While this offer is for new customers only, and while it is a bit premature to label this as the start of an aggressive industrywide trend, this pricing curve cannot bode well for the satellite broadband sector. Granted cable modems are not available in every neighborhood, not yet anyway. Still, what strikes many observers here is that Cablevision appears to be easing up to the magical threshold where it is offering free phone service, and doing so has far less to do with what the DBS companies are or are not doing, and has more to do with what Verizon Communications may be up to.
Understand that Burt Rutan is not the only one celebrating the fact that old rules may no longer apply. The phone companies have something to be mildly joyous about, too, in the form of a Bush Administration decision to put an end, in effect, to one of the most controversial provisions of the Telecommunications Act of 1996. The days of providing competitors with low-cost access to networks may be over, just as the public sector lock on space flight may be coming to an end. This could bring a renewed energy to the DSL recruitment drive.
What does this mean to the broadband satellite entrepreneurs? Well, come out to my island here off the coast of Maine for a quick lesson. As you wind your way past the firehouse, look quick. You may or may not spot the little brown shed on the side of the road. The shed itself is not impressive, but the fiber node inside is certainly worth noting. Here in Hancock County, not far from the old telephone museum, I can now determine that the distance between my desk and DSL is well under two miles.
What is it going to take before this rural household, not passed by cable by the way, is propelled into the broadband mainstream? Not much. How much of rural America suddenly finds itself in a similar situation? Dark fiber is abundant, I am told. After begging for more bandwidth, is rural America about to experience a surge in supply? Are phone company executives feeling any heat either from the FCC or from the marketplace?
We can only speculate about what forces are at work. What we do know is that while the satellite broadband companies may have finally put together the right mix of technologies in order to offer a compelling product, they must now take stock of the new bundling dilemma that confronts them. And this means perhaps recalculating what constitutes the right subsidy, and the right business model.

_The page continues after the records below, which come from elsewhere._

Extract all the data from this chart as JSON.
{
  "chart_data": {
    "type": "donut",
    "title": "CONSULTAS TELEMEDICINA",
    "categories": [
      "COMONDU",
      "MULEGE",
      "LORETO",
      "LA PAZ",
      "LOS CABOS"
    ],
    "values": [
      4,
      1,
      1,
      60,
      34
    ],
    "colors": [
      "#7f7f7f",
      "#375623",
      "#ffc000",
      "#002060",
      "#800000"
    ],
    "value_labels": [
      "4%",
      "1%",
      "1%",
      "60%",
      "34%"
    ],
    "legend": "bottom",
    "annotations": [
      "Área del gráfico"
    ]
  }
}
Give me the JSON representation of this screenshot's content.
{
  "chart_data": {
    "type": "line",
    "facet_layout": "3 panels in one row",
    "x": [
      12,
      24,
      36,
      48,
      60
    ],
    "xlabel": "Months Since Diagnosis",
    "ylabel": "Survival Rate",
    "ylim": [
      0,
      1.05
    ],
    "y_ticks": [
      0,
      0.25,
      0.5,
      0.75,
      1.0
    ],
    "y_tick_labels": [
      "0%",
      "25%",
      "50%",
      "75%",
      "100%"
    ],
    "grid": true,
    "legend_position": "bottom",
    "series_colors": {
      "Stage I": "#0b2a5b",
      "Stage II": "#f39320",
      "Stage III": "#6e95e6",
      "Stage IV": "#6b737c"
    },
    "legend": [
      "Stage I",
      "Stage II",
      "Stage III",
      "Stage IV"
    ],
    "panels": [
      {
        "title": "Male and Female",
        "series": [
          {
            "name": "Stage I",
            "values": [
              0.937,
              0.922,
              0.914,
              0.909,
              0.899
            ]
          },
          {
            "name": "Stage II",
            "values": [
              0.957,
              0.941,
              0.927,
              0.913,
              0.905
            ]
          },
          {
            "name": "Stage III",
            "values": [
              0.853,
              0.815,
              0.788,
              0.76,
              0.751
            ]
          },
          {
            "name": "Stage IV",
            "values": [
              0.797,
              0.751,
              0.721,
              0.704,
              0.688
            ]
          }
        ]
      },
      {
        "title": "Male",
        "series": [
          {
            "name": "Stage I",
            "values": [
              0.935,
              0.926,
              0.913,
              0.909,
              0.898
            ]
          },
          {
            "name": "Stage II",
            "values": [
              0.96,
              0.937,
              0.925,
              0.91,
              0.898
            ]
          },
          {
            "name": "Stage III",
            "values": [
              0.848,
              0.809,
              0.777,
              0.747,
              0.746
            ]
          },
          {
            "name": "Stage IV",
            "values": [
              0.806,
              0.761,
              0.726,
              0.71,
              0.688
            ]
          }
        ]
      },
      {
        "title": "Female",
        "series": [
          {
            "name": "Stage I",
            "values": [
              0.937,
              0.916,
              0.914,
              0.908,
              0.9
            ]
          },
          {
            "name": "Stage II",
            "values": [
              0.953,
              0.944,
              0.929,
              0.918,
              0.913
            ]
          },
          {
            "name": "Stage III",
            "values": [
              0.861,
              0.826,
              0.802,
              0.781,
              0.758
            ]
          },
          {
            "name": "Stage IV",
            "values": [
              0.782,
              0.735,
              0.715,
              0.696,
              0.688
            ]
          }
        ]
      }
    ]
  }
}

What adds to the complexity of the situation is the limited partnering options in 2004 as well. Phone company executives have already tied the knot with DBS firms, letting DirecTV and Echostar control the video pipe and dissolving for now any dreams of a massive IPTV deployment in the United States. Will the promises of a single bill with its advantages of reducing churn perhaps modify the enthusiasm of the DBS companies to inject what might be deemed an unwelcome element into their relationship with the phone companies? After all, the RBOC’s with their DSL agendas have very little or no incentive to promote satellite broadband.
Developments in late June indicating that SBC Communications Inc. may now invest $4 billion to $6 billion throughout the next five years to deploy an advanced IP network will make the DBS companies think twice, especially as SBC is testing switched TV service using the Microsoft TV IPTV platform. These developments may be a sure sign of what is to come in the form of a massive IPTV deployment.
Given these limited options, would a partnering of cellular phone firms and satellite broadband companies make sense? Where is the win-win? Alas, if any wedding plans are there, the secret is well kept indeed.
Peter J. Brown is Via Satellite’s Senior Multimedia & Homeland Security Editor. He also volunteers as a satellite technology and communications advisor to the Maine Emergency Management Agency.